Prompt & Context Engineering for AI Features

The full lesson

When your product has an AI feature, the prompt is not a developer detail. It is a core design surface. It determines how the feature behaves, how it sounds, what it refuses, and how it fails. Designing that prompt is product design, and it deserves the same rigor as a flow or a component.

The prompt is part of the product

Two AI features built on the same model can feel completely different. One might feel helpful and on-brand; another might feel evasive and robotic. The difference is almost always the prompt and the context provided to the model. The model is the engine. The prompt and context are the design. Treating prompt work as “just engineering” is how AI features end up with no personality or point of view.

System prompts: the operating manual

The system prompt sets the model’s persistent behavior. It runs before each user message and shapes every response. Think of it like onboarding a new employee on day one: you tell them who they are, what they are here to do, the rules they must follow, the tone to use, and what to do when they are unsure.

You are the support assistant for Acme, a budgeting app.
Goals: help users understand their spending and resolve account issues.
Rules:
- Never give specific investment or tax advice; suggest a professional.
- If you are unsure or lack data, say so and offer to connect a human.
- Keep answers under 120 words unless asked for detail.
Tone: warm, plain, never condescending.

Context engineering: what goes in the window

Modern practice has shifted away from just clever wording toward context engineering. This means deciding what information the model can see when it answers. The context window is a fixed budget. You spend it on instructions, relevant retrieved data (RAG — Retrieval-Augmented Generation, where you pull in outside documents the model needs), a few examples, and the conversation history. Nothing else.

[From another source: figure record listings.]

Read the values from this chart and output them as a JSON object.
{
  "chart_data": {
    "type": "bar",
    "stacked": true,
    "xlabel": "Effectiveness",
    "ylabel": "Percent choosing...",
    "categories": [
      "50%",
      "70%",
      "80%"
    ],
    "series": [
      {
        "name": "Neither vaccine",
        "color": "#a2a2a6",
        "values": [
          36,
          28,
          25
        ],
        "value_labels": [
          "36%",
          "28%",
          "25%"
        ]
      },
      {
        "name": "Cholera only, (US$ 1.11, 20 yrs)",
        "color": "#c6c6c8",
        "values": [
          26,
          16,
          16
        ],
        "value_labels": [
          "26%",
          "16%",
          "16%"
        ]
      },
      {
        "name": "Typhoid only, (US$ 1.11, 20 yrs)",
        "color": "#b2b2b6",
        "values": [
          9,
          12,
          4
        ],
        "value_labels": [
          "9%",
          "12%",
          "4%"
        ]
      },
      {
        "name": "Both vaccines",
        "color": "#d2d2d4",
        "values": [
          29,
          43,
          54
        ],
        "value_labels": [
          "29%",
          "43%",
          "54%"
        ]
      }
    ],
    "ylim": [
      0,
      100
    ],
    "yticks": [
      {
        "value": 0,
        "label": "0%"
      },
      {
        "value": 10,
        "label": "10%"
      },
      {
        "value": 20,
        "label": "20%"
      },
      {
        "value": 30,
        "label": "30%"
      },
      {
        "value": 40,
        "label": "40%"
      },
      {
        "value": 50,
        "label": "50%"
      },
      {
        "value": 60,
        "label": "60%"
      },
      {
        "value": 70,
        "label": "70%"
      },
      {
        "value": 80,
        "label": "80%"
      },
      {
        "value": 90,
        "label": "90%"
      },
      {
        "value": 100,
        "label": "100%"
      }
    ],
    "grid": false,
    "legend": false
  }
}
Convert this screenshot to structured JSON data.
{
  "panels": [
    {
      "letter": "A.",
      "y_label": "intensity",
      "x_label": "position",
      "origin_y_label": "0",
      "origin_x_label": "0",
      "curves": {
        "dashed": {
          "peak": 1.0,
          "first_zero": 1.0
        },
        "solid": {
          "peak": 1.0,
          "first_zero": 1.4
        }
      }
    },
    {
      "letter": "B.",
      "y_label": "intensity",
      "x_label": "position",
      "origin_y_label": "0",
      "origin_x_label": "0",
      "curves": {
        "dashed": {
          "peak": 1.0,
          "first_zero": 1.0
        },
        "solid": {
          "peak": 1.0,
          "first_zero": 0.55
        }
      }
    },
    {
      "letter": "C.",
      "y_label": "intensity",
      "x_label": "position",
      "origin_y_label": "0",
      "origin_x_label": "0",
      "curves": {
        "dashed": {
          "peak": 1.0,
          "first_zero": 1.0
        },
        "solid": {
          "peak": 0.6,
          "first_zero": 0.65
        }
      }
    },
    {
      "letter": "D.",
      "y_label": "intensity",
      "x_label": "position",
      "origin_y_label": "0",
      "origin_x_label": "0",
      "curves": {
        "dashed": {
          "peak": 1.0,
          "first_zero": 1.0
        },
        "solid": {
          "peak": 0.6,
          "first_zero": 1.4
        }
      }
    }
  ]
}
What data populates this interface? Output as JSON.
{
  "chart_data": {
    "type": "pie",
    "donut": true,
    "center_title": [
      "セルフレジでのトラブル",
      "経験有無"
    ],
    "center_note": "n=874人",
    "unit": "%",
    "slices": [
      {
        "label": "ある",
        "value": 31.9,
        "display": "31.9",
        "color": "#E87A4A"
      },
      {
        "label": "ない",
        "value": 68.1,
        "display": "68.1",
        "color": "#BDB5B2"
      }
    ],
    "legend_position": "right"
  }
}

More context is not better. Irrelevant text distracts the model and can make it latch onto the wrong thing. Curate ruthlessly: retrieve only the documents that matter, summarize long conversation history, and drop anything the model does not need to answer this specific question.

Prompting patterns that earn their keep

A handful of patterns reliably improve output quality:

Pattern	When to use it
Few-shot examples	The output has a specific shape, voice, or edge cases to mirror
Explicit reasoning	Multi-step problems where a quick answer is often wrong
Structured output (JSON/schema)	The response feeds other UI or code and must be parseable
Tool / function calling	The model needs live data or to take an action, not guess

Guardrails, refusals, and prompt injection

User input — and any retrieved web content — can contain hidden instructions that try to override your system prompt. This attack is called prompt injection. Never assume your system prompt alone is enough protection. Validate and constrain the model’s outputs, keep the model’s authority narrowly scoped, and treat any model output that triggers real actions as untrusted until you have checked it.

Give the model a clear scope and an explicit “if unsure, do X” fallback. Validate structured output against a schema before acting on it.

Don't

Assume the system prompt is unbreakable, expose raw model output directly into privileged actions, or let retrieved content silently become instructions.

You can’t ship what you can’t measure

Prompts are like code with fuzzy behavior. A small change can silently break cases that used to work fine. Build an eval set: a collection of real inputs paired with the qualities a good response should have. Score every prompt change against that set. Without evals you are tuning by gut feel, and a fix for one complaint can quietly break ten other cases you never checked.